To the undiscerning eye, the couch, at first glance, looked more like a bean bag than an actual sofa. Its surface is creased like a Shar Pei dog, wrinkled but still invitingly plush (made out of foam, I later learned). For a few weeks last year, I kept encountering its hulking silhouette across the various interior design Instagram accounts I followed. There were iterations of the couch in moss green, ecru white, blue velvet, and tan leather upholstery, both as a singular loveseat and as a modular set. I was led to believe, under the influence of my social media feeds, that the bean bag was a living room staple. Everyone appeared to own one. It wasn’t until I entered the home of a young artist friend that I learned of its name—the Togo sofa, designed by Michael Ducaroy for Ligne Roset in 1973. His loveseat, purchased new, cost $4,320, but a friend of his had just purchased a knockoff for a fraction of the price on Amazon. “It kind of feels the same when I sit on it,” he admitted, “except I can actually sell mine if I get tired of it.”
Before the Togo, there was the Murano mushroom lamp, the Ultrafragola squiggly neon-lit mirror, the blob-like Bellini sofas, and the Cesca dining chairs—eye-catching home objects and accessories that have become trendy, for better or for worse, among consumers in their early-to-mid 20s, a large fragment of Gen Z. This population of furniture buyers, unlike some of their elders, is unique in cultivating their interior aesthetics quite early on, thanks to platforms like Pinterest, Instagram, and TikTok. Gen Z celebrities, too, like Emma Chamberlain, Chlöe Bailey, and Iris Apatow, are eager to exhibit their meticulously-designed homes on social media display.
Rather than seek out the guidance of print magazines or established designers, an approach that may be more often afforded to people with disposable income, Gen Z’s decorating style is colored by a do-it-yourself ethos, characterized by bold colors, playful patterns (like checkerboard or wiggles), and other aesthetic flairs that can be easily summed up in a word or phrase, like avant basic, Space Age, Art Deco, or beach house boho.
There is, however, a curious homogeneity to these aesthetic experiments, as young buyers’ tastes are influenced by and reflected through the lens of social media.
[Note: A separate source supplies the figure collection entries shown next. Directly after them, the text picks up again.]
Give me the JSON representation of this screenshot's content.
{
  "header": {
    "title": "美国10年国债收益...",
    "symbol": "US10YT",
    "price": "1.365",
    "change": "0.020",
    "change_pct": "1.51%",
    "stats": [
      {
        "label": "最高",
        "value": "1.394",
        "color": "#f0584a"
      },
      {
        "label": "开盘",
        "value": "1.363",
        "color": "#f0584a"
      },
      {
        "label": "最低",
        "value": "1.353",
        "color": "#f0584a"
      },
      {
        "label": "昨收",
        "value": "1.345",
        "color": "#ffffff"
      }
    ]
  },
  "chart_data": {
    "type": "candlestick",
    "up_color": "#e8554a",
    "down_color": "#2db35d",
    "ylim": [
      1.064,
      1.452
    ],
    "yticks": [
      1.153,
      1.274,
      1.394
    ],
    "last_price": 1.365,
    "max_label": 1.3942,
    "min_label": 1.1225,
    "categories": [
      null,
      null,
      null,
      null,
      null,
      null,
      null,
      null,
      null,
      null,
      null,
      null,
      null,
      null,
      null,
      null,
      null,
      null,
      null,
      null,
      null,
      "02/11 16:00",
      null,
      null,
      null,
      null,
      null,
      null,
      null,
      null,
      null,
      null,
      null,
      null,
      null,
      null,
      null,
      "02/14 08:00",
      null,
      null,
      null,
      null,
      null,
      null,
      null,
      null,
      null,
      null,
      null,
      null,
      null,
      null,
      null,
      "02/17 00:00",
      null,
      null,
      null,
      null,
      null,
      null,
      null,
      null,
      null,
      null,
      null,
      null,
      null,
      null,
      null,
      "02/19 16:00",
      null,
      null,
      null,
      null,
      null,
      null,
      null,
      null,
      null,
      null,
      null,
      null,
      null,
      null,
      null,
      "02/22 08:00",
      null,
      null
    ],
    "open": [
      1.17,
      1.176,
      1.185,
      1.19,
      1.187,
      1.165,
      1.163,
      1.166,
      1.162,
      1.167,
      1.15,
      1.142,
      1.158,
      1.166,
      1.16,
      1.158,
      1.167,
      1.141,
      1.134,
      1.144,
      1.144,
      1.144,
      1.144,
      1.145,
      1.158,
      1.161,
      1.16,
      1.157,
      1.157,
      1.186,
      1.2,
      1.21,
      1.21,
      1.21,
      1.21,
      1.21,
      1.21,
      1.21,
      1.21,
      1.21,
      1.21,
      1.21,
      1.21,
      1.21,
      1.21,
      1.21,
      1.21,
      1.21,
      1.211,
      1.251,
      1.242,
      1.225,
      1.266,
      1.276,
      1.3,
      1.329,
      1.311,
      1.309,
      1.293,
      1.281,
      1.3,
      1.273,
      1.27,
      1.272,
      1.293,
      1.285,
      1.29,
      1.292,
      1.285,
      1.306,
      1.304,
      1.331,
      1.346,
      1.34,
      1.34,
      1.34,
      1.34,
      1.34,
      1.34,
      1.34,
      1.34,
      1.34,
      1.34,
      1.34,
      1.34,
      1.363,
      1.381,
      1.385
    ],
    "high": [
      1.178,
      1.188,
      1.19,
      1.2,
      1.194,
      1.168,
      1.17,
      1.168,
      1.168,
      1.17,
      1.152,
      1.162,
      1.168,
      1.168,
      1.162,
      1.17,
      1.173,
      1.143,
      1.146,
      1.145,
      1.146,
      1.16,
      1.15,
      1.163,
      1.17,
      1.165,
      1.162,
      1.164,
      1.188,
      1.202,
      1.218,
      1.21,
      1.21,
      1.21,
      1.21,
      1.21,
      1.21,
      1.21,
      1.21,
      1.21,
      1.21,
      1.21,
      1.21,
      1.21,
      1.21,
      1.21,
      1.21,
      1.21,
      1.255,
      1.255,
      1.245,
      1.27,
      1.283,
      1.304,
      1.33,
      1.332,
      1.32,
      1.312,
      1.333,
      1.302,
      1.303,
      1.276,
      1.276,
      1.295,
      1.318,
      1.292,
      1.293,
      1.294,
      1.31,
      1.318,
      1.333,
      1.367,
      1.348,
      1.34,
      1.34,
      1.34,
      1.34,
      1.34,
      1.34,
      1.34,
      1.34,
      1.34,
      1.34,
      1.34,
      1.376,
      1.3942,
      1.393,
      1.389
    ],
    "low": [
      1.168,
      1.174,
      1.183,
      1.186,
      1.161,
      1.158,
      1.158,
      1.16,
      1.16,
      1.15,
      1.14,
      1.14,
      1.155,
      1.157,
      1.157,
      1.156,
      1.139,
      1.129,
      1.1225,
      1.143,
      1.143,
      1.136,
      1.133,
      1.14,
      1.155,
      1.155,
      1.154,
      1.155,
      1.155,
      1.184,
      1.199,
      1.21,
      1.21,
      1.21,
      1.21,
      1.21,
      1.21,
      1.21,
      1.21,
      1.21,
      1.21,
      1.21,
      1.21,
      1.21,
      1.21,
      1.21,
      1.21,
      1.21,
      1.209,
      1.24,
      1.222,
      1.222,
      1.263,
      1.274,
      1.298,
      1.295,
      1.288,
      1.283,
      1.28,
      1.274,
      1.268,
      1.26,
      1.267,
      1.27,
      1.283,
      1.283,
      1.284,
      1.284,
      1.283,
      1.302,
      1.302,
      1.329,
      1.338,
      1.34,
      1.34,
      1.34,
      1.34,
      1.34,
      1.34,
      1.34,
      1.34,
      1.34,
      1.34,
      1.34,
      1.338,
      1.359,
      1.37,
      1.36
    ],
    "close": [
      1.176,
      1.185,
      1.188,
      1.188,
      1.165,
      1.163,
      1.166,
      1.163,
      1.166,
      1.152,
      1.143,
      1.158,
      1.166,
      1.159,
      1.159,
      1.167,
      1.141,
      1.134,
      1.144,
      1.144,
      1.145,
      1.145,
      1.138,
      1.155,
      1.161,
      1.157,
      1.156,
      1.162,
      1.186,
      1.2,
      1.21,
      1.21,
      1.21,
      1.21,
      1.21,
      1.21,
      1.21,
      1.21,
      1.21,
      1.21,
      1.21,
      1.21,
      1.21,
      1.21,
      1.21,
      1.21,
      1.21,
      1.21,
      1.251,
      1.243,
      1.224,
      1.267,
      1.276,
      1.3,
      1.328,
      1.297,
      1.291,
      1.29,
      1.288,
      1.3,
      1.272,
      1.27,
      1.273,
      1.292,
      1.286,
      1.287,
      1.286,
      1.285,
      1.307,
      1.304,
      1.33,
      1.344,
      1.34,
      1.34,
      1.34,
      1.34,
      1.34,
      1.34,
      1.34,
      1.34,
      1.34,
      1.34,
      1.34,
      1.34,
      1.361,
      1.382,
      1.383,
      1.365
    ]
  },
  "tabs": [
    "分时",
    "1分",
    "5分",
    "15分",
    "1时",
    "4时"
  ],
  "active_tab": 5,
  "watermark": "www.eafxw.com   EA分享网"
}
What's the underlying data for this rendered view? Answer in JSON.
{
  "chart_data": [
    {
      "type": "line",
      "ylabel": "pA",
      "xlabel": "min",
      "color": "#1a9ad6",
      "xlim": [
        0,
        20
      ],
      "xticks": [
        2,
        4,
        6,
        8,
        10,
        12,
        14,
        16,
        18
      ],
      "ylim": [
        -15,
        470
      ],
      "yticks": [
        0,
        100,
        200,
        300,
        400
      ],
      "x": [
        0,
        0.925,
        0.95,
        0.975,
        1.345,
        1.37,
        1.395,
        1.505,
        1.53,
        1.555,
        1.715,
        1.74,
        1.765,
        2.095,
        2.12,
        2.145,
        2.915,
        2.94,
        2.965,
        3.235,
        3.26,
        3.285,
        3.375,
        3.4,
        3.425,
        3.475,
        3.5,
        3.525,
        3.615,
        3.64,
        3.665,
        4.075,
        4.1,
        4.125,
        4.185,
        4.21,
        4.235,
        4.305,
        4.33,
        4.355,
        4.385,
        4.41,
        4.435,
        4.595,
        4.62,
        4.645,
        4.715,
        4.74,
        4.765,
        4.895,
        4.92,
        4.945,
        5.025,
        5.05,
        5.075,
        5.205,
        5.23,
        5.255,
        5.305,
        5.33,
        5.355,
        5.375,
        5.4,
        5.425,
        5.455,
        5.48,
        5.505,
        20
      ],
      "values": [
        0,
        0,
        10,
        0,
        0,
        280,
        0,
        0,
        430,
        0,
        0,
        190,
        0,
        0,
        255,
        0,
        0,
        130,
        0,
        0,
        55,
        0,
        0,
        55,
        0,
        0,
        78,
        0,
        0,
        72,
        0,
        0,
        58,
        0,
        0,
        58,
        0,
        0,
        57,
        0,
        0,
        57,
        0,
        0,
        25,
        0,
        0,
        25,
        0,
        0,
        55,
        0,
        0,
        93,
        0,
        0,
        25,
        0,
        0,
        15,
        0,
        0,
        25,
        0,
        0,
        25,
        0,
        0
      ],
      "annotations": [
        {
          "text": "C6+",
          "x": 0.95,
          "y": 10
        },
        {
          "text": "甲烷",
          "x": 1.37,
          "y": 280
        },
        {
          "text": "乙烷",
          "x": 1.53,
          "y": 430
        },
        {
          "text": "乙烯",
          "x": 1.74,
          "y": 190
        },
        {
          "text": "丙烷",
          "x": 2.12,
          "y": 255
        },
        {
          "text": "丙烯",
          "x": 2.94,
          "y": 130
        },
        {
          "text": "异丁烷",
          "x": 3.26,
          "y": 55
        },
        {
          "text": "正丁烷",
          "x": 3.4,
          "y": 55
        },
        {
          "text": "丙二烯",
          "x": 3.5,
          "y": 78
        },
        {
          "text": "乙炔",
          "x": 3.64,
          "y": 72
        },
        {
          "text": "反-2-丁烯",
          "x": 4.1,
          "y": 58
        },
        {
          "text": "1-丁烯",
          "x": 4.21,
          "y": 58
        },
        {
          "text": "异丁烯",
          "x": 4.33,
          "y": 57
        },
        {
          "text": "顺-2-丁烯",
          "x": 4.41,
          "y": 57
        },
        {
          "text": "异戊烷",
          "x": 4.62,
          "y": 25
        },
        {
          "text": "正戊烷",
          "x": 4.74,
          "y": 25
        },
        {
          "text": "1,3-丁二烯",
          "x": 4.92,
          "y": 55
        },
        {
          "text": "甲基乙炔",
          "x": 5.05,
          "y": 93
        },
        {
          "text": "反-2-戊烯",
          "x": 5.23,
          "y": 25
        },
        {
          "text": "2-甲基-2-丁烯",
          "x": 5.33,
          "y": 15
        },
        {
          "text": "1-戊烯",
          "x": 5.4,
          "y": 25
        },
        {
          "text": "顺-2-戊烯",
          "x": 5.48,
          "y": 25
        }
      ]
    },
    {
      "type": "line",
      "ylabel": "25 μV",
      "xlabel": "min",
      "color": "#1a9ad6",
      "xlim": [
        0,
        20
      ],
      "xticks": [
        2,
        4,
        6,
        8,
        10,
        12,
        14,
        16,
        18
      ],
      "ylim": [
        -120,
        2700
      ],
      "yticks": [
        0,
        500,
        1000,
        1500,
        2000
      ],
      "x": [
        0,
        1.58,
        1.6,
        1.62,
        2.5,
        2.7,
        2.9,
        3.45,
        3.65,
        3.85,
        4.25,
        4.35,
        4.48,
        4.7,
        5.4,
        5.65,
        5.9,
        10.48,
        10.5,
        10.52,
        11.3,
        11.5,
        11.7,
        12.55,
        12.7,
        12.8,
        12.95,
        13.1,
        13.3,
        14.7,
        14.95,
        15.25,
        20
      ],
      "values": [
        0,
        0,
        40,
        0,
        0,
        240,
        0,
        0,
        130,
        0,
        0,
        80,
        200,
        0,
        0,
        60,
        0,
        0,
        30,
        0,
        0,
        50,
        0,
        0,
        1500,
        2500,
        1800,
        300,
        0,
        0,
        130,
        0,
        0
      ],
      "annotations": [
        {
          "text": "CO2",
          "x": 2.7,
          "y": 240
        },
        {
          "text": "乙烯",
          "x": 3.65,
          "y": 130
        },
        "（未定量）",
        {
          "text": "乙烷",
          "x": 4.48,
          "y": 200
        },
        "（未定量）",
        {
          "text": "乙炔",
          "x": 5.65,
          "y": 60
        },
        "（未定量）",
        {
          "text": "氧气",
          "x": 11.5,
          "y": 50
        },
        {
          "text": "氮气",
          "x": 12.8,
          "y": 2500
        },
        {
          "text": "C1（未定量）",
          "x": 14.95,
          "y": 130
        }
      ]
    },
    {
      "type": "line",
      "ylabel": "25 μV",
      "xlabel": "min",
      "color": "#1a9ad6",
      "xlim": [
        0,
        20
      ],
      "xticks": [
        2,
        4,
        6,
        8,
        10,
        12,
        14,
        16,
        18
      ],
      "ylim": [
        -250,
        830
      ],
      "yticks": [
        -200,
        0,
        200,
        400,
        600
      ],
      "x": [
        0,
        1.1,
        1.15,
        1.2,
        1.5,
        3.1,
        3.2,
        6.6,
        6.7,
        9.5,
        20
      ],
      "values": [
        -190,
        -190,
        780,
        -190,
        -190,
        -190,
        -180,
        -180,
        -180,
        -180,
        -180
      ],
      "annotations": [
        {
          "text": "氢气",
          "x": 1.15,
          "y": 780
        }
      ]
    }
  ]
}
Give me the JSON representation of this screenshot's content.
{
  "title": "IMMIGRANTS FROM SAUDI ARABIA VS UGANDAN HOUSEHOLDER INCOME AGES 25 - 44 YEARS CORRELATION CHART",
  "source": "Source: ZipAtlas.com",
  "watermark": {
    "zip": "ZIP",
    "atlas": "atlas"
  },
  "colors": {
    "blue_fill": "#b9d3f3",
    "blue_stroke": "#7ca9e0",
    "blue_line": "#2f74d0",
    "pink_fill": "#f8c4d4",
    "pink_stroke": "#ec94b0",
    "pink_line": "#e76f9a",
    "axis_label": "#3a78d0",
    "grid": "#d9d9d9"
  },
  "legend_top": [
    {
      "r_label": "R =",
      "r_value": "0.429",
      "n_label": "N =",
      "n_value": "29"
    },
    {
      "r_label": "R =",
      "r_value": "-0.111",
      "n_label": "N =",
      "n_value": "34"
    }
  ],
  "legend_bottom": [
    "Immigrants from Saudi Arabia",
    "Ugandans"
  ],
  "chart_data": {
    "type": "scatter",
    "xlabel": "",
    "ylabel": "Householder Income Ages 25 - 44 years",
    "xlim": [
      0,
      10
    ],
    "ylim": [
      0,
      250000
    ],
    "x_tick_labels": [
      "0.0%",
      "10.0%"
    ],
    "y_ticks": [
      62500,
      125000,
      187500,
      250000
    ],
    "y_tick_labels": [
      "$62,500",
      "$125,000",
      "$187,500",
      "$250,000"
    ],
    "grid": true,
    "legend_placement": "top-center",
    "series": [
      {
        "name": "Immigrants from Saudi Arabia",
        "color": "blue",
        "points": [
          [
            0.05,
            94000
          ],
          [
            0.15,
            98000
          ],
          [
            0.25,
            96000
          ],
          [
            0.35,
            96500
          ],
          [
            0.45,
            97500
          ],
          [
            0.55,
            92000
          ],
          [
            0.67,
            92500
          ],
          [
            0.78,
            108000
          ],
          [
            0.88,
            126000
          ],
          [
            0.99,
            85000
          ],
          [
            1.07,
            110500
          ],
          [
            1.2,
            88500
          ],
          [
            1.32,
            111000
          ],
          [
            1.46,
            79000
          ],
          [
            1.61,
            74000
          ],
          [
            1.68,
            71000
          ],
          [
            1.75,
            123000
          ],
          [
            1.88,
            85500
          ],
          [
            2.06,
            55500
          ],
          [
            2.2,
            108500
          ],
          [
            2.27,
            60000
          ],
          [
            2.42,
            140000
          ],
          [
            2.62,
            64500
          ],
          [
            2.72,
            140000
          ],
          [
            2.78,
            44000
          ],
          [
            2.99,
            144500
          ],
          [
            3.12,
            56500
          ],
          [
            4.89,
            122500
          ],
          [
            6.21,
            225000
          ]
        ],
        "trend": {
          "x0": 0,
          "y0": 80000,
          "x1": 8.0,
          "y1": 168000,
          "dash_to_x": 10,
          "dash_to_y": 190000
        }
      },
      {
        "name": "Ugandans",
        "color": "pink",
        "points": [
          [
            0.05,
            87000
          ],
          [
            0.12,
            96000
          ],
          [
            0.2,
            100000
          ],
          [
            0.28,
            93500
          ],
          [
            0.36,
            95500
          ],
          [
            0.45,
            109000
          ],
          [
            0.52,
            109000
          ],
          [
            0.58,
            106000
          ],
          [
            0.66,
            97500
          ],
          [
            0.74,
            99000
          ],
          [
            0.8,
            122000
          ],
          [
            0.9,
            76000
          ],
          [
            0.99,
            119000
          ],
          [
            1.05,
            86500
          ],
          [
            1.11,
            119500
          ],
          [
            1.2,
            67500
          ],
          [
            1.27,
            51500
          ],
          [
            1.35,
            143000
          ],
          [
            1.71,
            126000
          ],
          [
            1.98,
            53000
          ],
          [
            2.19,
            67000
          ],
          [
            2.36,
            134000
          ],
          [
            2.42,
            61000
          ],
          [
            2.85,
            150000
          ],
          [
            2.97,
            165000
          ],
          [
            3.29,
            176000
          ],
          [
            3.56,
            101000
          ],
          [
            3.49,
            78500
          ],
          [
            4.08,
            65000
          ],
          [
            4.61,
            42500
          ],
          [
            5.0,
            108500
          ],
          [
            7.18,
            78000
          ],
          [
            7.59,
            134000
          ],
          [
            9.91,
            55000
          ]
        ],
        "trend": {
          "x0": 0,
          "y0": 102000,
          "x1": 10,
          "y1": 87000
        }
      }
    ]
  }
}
For example, midcentury modern becomes a design aesthetic to emulate (or repudiate) instead of a specific era to source furniture from. Young people today could suffer from inspiration overload—an excess of interior design inspiration, one would assume, as a result of the internet—but the opposite, in fact, may be true.
“On Instagram, you encounter so many different visual moodboard accounts, but they’re often sharing the same apartments, the same spaces,” explains Lalé Boz, an interior designer and founder of Normal NYC, adding that certain images or aesthetics seem to be favored by the Instagram algorithm. “There actually might be repeated overexposure to the same spaces or images, recycled by different accounts. Because the images look similar, it creates the impression that something is an interior trend.”